L’assainissement non collectif : une technique efficace : La Loi sur l’Eau du 3 janvier 1992 affirmait déjà l’intérêt général de la préservation de l’eau, patrimoine commun de la Nation. Elle désigne l’assainissement non collectif comme une technique d’épuration à part entière permettant de contribuer à cet objectif en protégeant la santé des individus et en préservant la qualité des milieux naturels grâce à une épuration avant rejet. L’assainissement non collectif (ou autonome ou individuel) désigne tout système d’assainissement effectuant la collecte, le traitement et le rejet des eaux usées domestiques sur une parcelle privée.
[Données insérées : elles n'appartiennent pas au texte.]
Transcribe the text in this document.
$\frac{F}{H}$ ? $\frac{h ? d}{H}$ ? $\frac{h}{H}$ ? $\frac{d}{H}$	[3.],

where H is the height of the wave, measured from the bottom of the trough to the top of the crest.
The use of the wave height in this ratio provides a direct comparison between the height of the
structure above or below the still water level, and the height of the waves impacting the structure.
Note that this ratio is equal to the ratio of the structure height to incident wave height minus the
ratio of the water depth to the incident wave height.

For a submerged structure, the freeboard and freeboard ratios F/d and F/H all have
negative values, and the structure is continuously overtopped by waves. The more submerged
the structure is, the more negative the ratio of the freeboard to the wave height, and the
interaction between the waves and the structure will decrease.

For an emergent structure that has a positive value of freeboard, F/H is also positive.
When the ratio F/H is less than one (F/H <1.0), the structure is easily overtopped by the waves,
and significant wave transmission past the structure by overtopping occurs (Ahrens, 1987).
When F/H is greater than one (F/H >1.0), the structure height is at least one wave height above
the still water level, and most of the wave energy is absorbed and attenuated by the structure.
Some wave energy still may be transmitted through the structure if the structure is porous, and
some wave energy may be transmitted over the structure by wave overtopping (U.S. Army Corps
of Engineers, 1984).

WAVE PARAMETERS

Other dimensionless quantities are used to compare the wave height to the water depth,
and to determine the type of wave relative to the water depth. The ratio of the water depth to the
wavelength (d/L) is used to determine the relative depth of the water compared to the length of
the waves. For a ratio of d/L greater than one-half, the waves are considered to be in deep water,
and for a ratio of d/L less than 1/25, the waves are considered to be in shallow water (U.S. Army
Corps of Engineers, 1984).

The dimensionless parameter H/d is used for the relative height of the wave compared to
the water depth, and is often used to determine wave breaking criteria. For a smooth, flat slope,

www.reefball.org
Ce mode d’assainissement efficace permet de disposer de solutions économiques pour l’habitat dispersé.
Quelles sont les obligations des particuliers ? Le propriétaire d’un immeuble non desservi par le réseau public d’assainissement est tenu de l’équiper, à sa charge, d’une installation d’assainissement non collectif réglementaire. Il est responsable de la conception et de l’implantation de cette installation, ainsi que de la bonne exécution des travaux correspondants. L’occupant est responsable du bon fonctionnement de l’installation afin de préserver la qualité des eaux souterraines et superficielles, et la salubrité publique. Il est notamment tenu d’assurer régulièrement les opérations d’entretien de cette installation.
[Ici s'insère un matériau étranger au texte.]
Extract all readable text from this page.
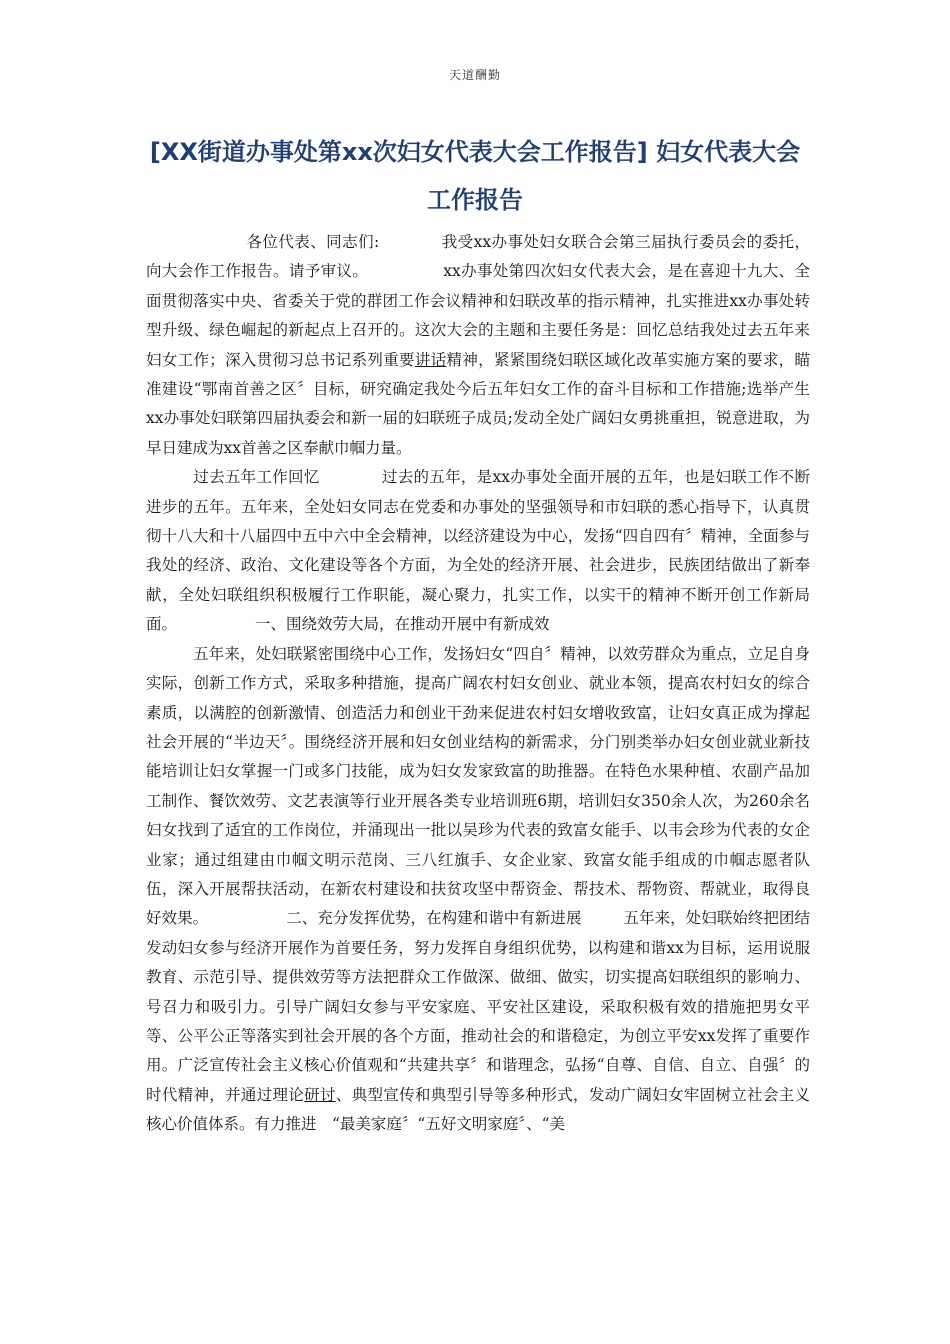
天道酬勤
[XX街道办事处第xx次妇女代表大会工作报告] 妇女代表大会工作报告

各位代表、同志们:	我受xx办事处妇女联合会第三届执行委员会的委托，向大会作工作报告。请予审议。	xx办事处第四次妇女代表大会，是在喜迎十九大、全面贯彻落实中央、省委关于党的群团工作会议精神和妇联改革的指示精神，扎实推进xx办事处转型升级、绿色崛起的新起点上召开的。这次大会的主题和主要任务是：回忆总结我处过去五年来妇女工作；深入贯彻习总书记系列重要讲话精神，紧紧围绕妇联区域化改革实施方案的要求，瞄准建设“鄂南首善之区〞目标，研究确定我处今后五年妇女工作的奋斗目标和工作措施;选举产生xx办事处妇联第四届执委会和新一届的妇联班子成员;发动全处广阔妇女勇挑重担，锐意进取，为早日建成为xx首善之区奉献巾帼力量。

过去五年工作回忆	过去的五年，是xx办事处全面开展的五年，也是妇联工作不断进步的五年。五年来，全处妇女同志在党委和办事处的坚强领导和市妇联的悉心指导下，认真贯彻十八大和十八届四中五中六中全会精神，以经济建设为中心，发扬“四自四有〞精神，全面参与我处的经济、政治、文化建设等各个方面，为全处的经济开展、社会进步，民族团结做出了新奉献，全处妇联组织积极履行工作职能，凝心聚力，扎实工作，以实干的精神不断开创工作新局面。	一、围绕效劳大局，在推动开展中有新成效

五年来，处妇联紧密围绕中心工作，发扬妇女“四自〞精神，以效劳群众为重点，立足自身实际，创新工作方式，采取多种措施，提高广阔农村妇女创业、就业本领，提高农村妇女的综合素质，以满腔的创新激情、创造活力和创业干劲来促进农村妇女增收致富，让妇女真正成为撑起社会开展的“半边天〞。围绕经济开展和妇女创业结构的新需求，分门别类举办妇女创业就业新技能培训让妇女掌握一门或多门技能，成为妇女发家致富的助推器。在特色水果种植、农副产品加工制作、餐饮效劳、文艺表演等行业开展各类专业培训班6期，培训妇女350余人次，为260余名妇女找到了适宜的工作岗位，并涌现出一批以吴珍为代表的致富女能手、以韦会珍为代表的女企业家；通过组建由巾帼文明示范岗、三八红旗手、女企业家、致富女能手组成的巾帼志愿者队伍，深入开展帮扶活动，在新农村建设和扶贫攻坚中帮资金、帮技术、帮物资、帮就业，取得良好效果。	二、充分发挥优势，在构建和谐中有新进展	五年来，处妇联始终把团结发动妇女参与经济开展作为首要任务，努力发挥自身组织优势，以构建和谐xx为目标，运用说服教育、示范引导、提供效劳等方法把群众工作做深、做细、做实，切实提高妇联组织的影响力、号召力和吸引力。引导广阔妇女参与平安家庭、平安社区建设，采取积极有效的措施把男女平等、公平公正等落实到社会开展的各个方面，推动社会的和谐稳定，为创立平安xx发挥了重要作用。广泛宣传社会主义核心价值观和“共建共享〞和谐理念，弘扬“自尊、自信、自立、自强〞的时代精神，并通过理论研讨、典型宣传和典型引导等多种形式，发动广阔妇女牢固树立社会主义核心价值体系。有力推进　“最美家庭〞“五好文明家庭〞、“美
Quelles sont les obligations des communes ? Les communes ont l’obligation de mettre en place leur Service Public d’Assainissement Non Collectif (SPANC) et de diagnostiquer l’ensemble des systèmes d’assainissement non collectif avant le 31 décembre 2012. Dans une logique de mutualisation et de rationalisation des moyens, c’est la Communauté de Communes du Pays de Bâgé qui a pris cette compétence et qui a créé le service pour l’ensemble de son territoire, représentant environ 1000 installations. Ce service, créé au 1er janvier 2010, assure : La vérification technique de la conception, de l’implantation et de la bonne exécution des ouvrages. La vérification périodique de leur bon fonctionnement.
Quels sont les coûts ? De la même manière que les usagers raccordés à l’assainissement collectif paient, sur leur facture d’eau, une redevance spécifique, les usagers d’une installation autonome devront s’acquitter d’une redevance particulière liée au SPANC de 49.60 € par an et par foyer. Pour ce qui concerne les constructions nouvelles ou les réhabilitations, une redevance forfaitaire est fixée à 125.00 € par dossier instruit.
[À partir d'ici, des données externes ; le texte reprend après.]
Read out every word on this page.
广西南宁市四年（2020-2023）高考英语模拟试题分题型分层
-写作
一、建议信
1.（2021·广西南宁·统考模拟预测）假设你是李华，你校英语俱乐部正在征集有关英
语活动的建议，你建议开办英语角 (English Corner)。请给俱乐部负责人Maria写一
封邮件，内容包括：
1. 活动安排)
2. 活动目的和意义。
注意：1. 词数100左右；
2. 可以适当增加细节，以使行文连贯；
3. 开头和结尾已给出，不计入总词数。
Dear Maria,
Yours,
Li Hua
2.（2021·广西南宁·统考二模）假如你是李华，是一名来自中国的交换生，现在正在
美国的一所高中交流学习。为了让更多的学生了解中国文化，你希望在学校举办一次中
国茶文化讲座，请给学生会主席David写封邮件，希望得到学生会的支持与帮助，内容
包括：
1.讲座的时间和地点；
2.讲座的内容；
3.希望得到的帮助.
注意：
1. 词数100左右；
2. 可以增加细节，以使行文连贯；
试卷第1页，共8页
L’objet de ces vérifications est bien de donner aux usagers une meilleure assurance du bon fonctionnement actuel et ultérieur de leur système d’assainissement afin de protéger l’hygiène publique et l’environnement. Elles permettent également de s’assurer qu’une installation n’est pas à l’origine de pollutions ou de problèmes de salubrité publique nécessitant une réhabilitation.